MINNEAPOLIS — Lindsay Whalen took the stage in the middle of Minnesota's Williams Arena where she once wowed crowds with slick passing and fearless shooting, wearing a gray suit and the typical laid-back off-the-court demeanor that has helped make her one of the most approachable and popular sports stars in the state.
"This is cool," Whalen said, flashing a slight smile as she stepped behind the podium and let the excitement and the reality of her new job sink in.
Whalen's new team will undoubtedly discover more intensity once practices start.
"The Gopher women's basketball team has to be prepared for a very intense and competitive player," said Seimone Augustus, her WNBA teammate of eight years and counting with the Minnesota Lynx.
The Gophers are more than eager to experience it for themselves.
"She knows how to win. She's a champion. She knows how to get us there. I'm so positive that she's going to bring in great people," said guard Gadiva Hubbard, who gathered in the team meeting room on Thursday for the surprise announcement that Whalen, the homegrown point guard who led the Gophers to their only NCAA Final Four appearance in 2004, would be their new head coach.
"She has the 'it' factor, and you all know what I'm talking about when you're talking to her and spending time with her," said Minnesota athletic director Mark Coyle, who hired Whalen just three days after predecessor Marlene Stollings left for Texas Tech. "She exudes confidence."
Whalen will play for the Lynx this spring and summer, her 15th season in the league, before turning her full attention to running the program she was largely responsible for lifting out of the Big Ten's abyss.
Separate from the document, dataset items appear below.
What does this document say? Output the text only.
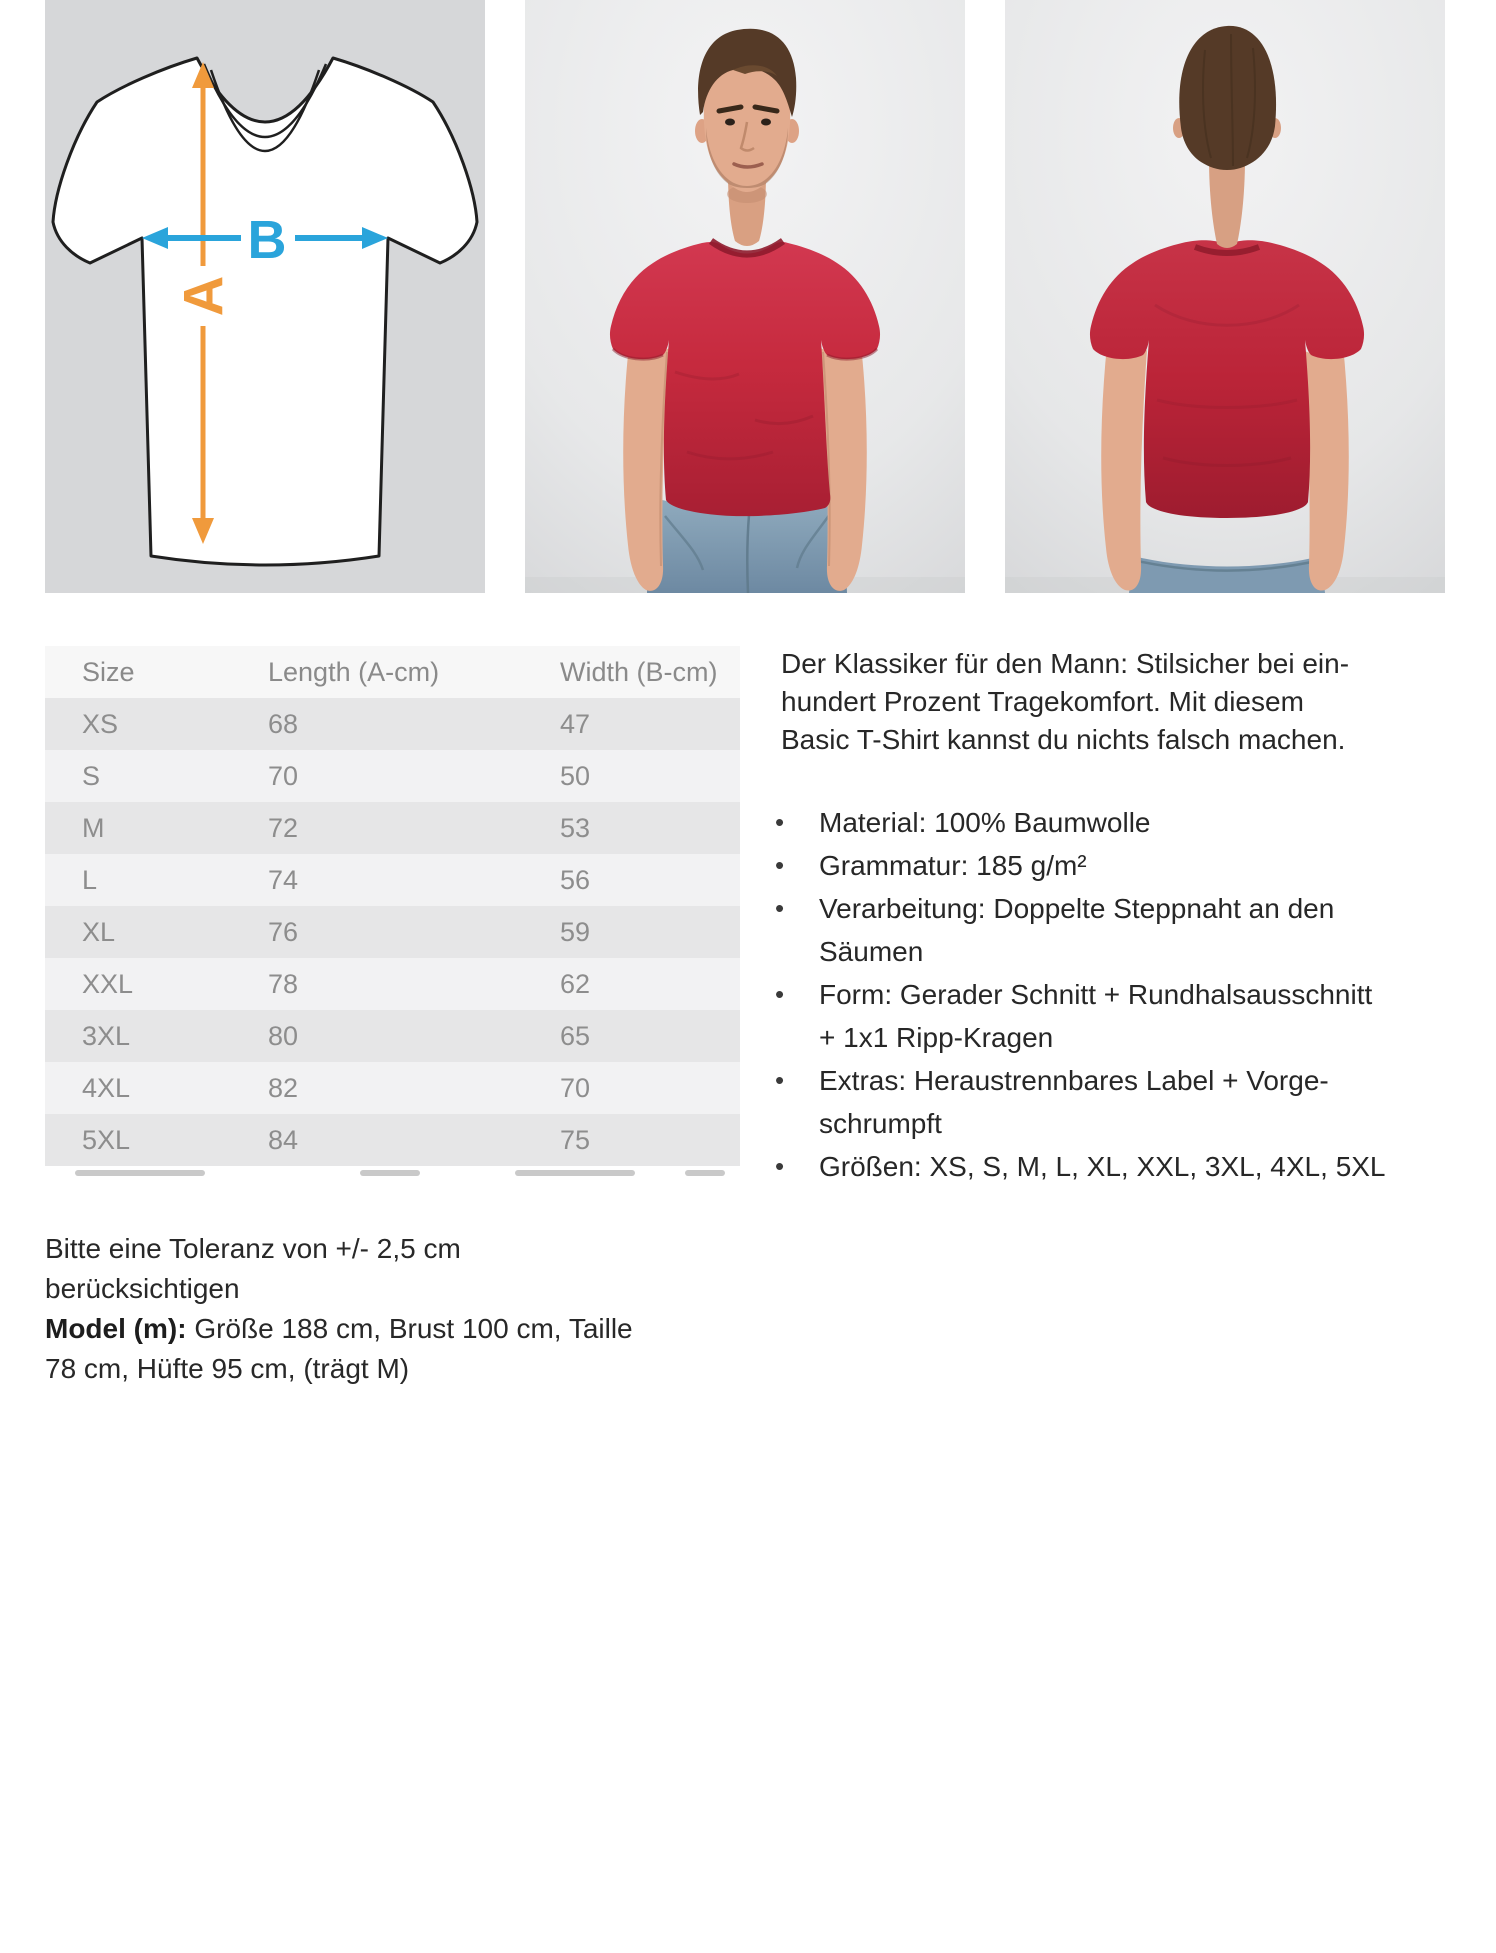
A
B
Size	Length (A-cm)	Width (B-cm)
XS	68	47
S	70	50
M	72	53
L	74	56
XL	76	59
XXL	78	62
3XL	80	65
4XL	82	70
5XL	84	75
Bitte eine Toleranz von +/- 2,5 cm berücksichtigen
Model (m): Größe 188 cm, Brust 100 cm, Taille 78 cm, Hüfte 95 cm, (trägt M)

Der Klassiker für den Mann: Stilsicher bei ein-
hundert Prozent Tragekomfort. Mit diesem
Basic T-Shirt kannst du nichts falsch machen.

• Material: 100% Baumwolle
• Grammatur: 185 g/m²
• Verarbeitung: Doppelte Steppnaht an den
Säumen
• Form: Gerader Schnitt + Rundhalsausschnitt
+ 1x1 Ripp-Kragen
• Extras: Heraustrennbares Label + Vorge-
schrumpft
• Größen: XS, S, M, L, XL, XXL, 3XL, 4XL, 5XL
"The university changed my life," Whalen said on Friday. "I want them to have that same experience. I want the women on the team to have that same feeling of running out into this building with 14,000 fans screaming and chanting, and then going to the Final Four."
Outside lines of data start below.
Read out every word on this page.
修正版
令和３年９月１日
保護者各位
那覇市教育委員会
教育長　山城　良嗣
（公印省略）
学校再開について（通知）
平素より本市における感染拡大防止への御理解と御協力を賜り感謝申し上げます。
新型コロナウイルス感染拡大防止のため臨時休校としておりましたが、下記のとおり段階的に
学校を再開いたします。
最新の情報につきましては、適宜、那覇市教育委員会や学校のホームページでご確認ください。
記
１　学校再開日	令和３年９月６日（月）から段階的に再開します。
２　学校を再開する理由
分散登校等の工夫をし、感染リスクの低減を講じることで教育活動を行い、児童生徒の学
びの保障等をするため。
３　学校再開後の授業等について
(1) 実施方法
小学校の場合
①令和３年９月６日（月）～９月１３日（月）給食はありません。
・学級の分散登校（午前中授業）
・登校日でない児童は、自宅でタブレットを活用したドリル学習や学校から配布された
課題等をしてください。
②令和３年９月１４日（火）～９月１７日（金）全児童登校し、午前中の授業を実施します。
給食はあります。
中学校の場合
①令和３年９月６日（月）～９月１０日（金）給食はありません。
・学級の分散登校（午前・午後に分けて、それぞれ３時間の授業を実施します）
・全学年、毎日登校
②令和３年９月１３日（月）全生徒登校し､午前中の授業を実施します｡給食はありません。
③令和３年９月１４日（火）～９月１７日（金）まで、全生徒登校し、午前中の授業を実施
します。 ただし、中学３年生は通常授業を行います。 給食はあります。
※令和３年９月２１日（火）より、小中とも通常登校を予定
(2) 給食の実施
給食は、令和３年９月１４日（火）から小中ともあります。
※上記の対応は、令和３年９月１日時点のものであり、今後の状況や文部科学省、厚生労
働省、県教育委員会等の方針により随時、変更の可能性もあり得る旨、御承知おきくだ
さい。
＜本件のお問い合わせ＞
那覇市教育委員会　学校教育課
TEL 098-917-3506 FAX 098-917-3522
She has long held the ambition of being a head coach, even at her alma mater, but not before her 36th birthday. The Lynx season opener is May 20. The WNBA Finals are scheduled this year to be done by Sept. 16. The Gophers begin fall practice in October.
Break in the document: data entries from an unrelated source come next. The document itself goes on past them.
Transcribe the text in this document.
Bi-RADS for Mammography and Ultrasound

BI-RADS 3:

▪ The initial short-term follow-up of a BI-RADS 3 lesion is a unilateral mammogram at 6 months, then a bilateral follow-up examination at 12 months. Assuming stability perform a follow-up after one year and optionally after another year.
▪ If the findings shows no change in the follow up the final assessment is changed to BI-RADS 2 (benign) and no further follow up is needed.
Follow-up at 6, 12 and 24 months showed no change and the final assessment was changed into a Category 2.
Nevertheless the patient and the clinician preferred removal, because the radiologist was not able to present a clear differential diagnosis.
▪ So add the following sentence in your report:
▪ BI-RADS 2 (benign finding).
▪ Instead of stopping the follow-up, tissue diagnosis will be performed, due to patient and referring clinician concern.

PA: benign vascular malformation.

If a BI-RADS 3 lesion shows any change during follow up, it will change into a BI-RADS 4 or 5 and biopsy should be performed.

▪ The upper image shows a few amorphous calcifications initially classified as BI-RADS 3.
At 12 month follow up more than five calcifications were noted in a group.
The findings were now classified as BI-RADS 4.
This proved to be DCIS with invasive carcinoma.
"Timing is such a crazy thing. You never know. I didn't think it would be while I'm still playing in the WNBA, but what an opportunity that is," Whalen said.
Whalen was given a five-year contract, with an initial base salary of $400,000. While she's still under contract with the Lynx, according to a memorandum of understanding for the agreement provided by the university, her position won't be considered full time. Raises subject to Coyle's approval are scheduled to boost her salary to $547,391 by the fifth year, and her contract includes standard bonuses for academic and on-court performance by the team.
Coyle long kept Whalen on his short list of candidates for the job, as any AD does, hardly deterred by her lack of experience as a head coach or dual duty as a professional player.
"She is the Mount Rushmore, right? She'll be able to get into any living room," Coyle said. "The recruiting's the backbone of any program."
Whalen and the Lynx have won three WNBA championships in the last six years. She'll play the 2018 season for sure and assess her playing career on a year-by-year basis after that. Whalen, who won Olympic gold medals in 2012 and 2016, decided this winter she's done with international competition.
The Gophers reached the NCAA Tournament only once in program history until Whalen arrived from Hutchinson, a small town about an hour's drive west of Minneapolis, and came to inspire a generation of young girls in Minnesota to love the sport.
After the Gophers reached the Sweet 16 of the NCAA Tournament her junior year, she returned from a broken hand to help lead them to the program's only Final Four appearance as a senior. In 10 career NCAA Tournament games, Whalen averaged 20.2 points while the Gophers went 7-3. In the 15 seasons since she left, the Gophers have been back to the NCAA Tournament only six times, going 4-6. They went twice in four years under Stollings.
"There are a ton of great players in this state. We're going to do our best to make sure those players are wanting to stay home," Whalen said.